Beim Prozess hatte die Staatsanwaltschaft bedingte Geldstrafen!!! wegen Amtsmissbrauchs und Freiheitsberaubung für die zwei Polizisten gefordert.
Nun ist das Schwyzer Strafgericht in seinem Urteil den Anträgen der Verteidigung gefolgt. Die zwei Polizisten der Sondereinheit Luchs wurden von Schuld und Strafe freigesprochen. Die Strafanträge waren schon ein Skandal, dass die Folterknechte nun auch noch von dieser läppischen "Strafe" freigesprochen wurden, zeigt wie der Filz in der Beamtenschaft funktioniert. Einfach nur ein Skandal !

Fall Nr. 2
Bei diesem tragischen Fall wurde dir Untersuchung sogar ohne Anklage gegen die verantwortlichen Täter eingestellt:
Die Staatsanwaltschaft Winterthur hat die Untersuchung im Fall eines Nigerianers eingestellt, der 2010 bei seiner Zwangsausschaffung "verstorben" ist. Der Anwalt kündigt Beschwerde beim Obergericht an.

Für die Staatsanwaltschaft seien die Feststellungen zweier Gutachter überzeugend, wonach Herzrhythmusstörungen zum Tod des Asylbewerbers geführt haben.
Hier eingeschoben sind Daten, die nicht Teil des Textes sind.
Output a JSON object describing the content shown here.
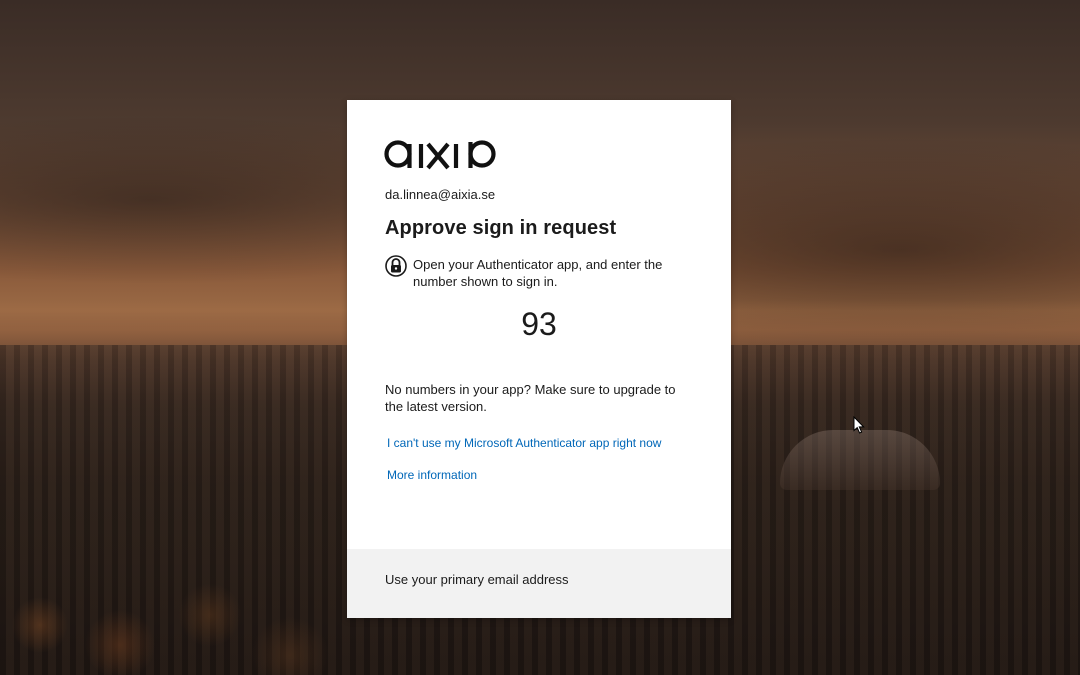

Diese wiederum seien die Folge davon gewesen, dass das Herz des 29-jährigen Mannes stark vorgeschädigt gewesen sei.
Ausgelöst worden seien die Herzrhythmusstörungen durch die Erregung des Mannes, als er sich gegen die Ausschaffung wehrte. Möglicherweise habe auch der zuvor durchgeführte Hungerstreik die Herzprobleme verstärkt. Bei dem Tod sei somit «von einem natürlichen inneren Geschehen auszugehen».
Einfach nur hämisch mutet diese Feststellung über die Todesursache an. Herzrythmusstörungen sind eine bekannte Reaktion auf Folter. Wenn unschuldige Menschen wie in der Schweiz üblich, dermassen unterdrückt, gedemütigt und mit geradezu obskuren Zwangsmassnahmen ausgeschafft werden, muss der Tod von asylsuchenden Menschen in Kauf genommen werden! Mit einem "schwachen Herzen" hat dies nichts zu tun, schon viel eher mit den Stasimethoden, wie hierzulande mit Menschen umgegangen wird.
Polizisten die sich für solche Einsätze freiwillig melden sind einfach nur Sadisten und Folterknechte in Uniform, die den Tod von Menschen in Kauf nehmen (= Mörder)!

21.01.2012 HUS



Fesselung eines "Auszuschaffenden" in der Schweiz

Kein Wunder wenn jemand mit dieser Fesselung Herzrythmusströrungen bekommt! Der Tod wird einfach in Kauf genommen. Pfui Schweiz!